Le GCAP publie un mémorandum sur l’état des institutions et de la nation baptisé « Tchad, État dealer et informel à gouvernance hasardeuse-prison à ciel ouvert »
Le Groupe de Concertation des Acteurs Politiques (GCAP) a publié ce 20 septembre 2025 au cours d’un point de presse dans un hôtel de la place, un mémorandum sur l’état des institutions et de la Nation baptisé : « Tchad, État dealer et informel à gouvernance hasardeuse-prison à ciel ouvert », où est dressée la situation politique, sociale, économique, judiciaire et des droits de l’Homme.
Ce mémorandum d’une quarantaine de pages présenté par le GCAP dresse de manière mitigée le fonctionnement des institutions de la République.
Selon le mémorandum, l’autorité de l’État est « quasiment bafouée » par les personnes qui les occupent précisant aussi que les personnalités « placées » dans les différentes institutions et les différents ministères sont là soit par « récompense ou soit connaissance ».
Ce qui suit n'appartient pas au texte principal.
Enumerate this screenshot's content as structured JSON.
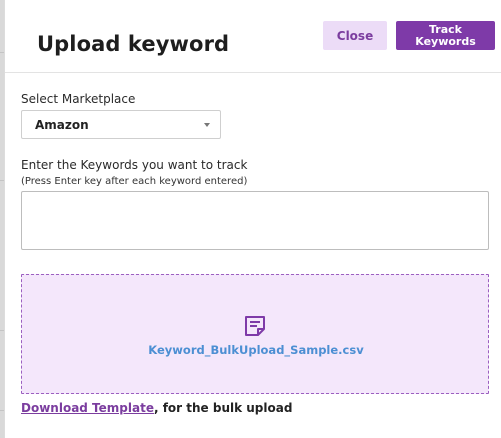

Sur l’état de la Nation, le mémorandum pointe du doigt la montée grandissante des conflits intercommunautaires, la cherté de vie qui touche presque tous les Tchadiens, la rareté des produits pétroliers dans le pays, ainsi que la situation de l’éducation et de la santé.
Le document souligne que, toutes ces difficultés plongent dangereusement le pays vers un avenir très incertain.
La modification de la Constitution adoptée par l’Assemblée Nationale et le projet du code pastoral ont été jugés comme une « menace » pour la démocratie et la cohésion sociale dans le pays. Pour ce faire, le mémorandum recommande leur annulation « pure et simple ».
Le décret du Ministère de l’Administration du Territoire annonçant la déchéance de nationalité de Charfadine Galmaye Saleh et N’Guebla Makaïla n’a pas échappé au mémorandum du GCAP.
« Par cet acte « c’est l’état de droit qui est remis en cause dans le pays » peut-on lire dans le document.
Selon le mémorandum, pour sortir le pays du « gouffre où il est plongé », il est nécessaire d’organiser une concertation avec tous les acteurs politiques, les organisations de la société civile, ainsi que les personnes ressources.
Des actions de grande envergure telles que les campagnes de sensibilisation sur la modification de la Constitution et le code pastoral ont été annoncées prochainement dans les différentes provinces du pays.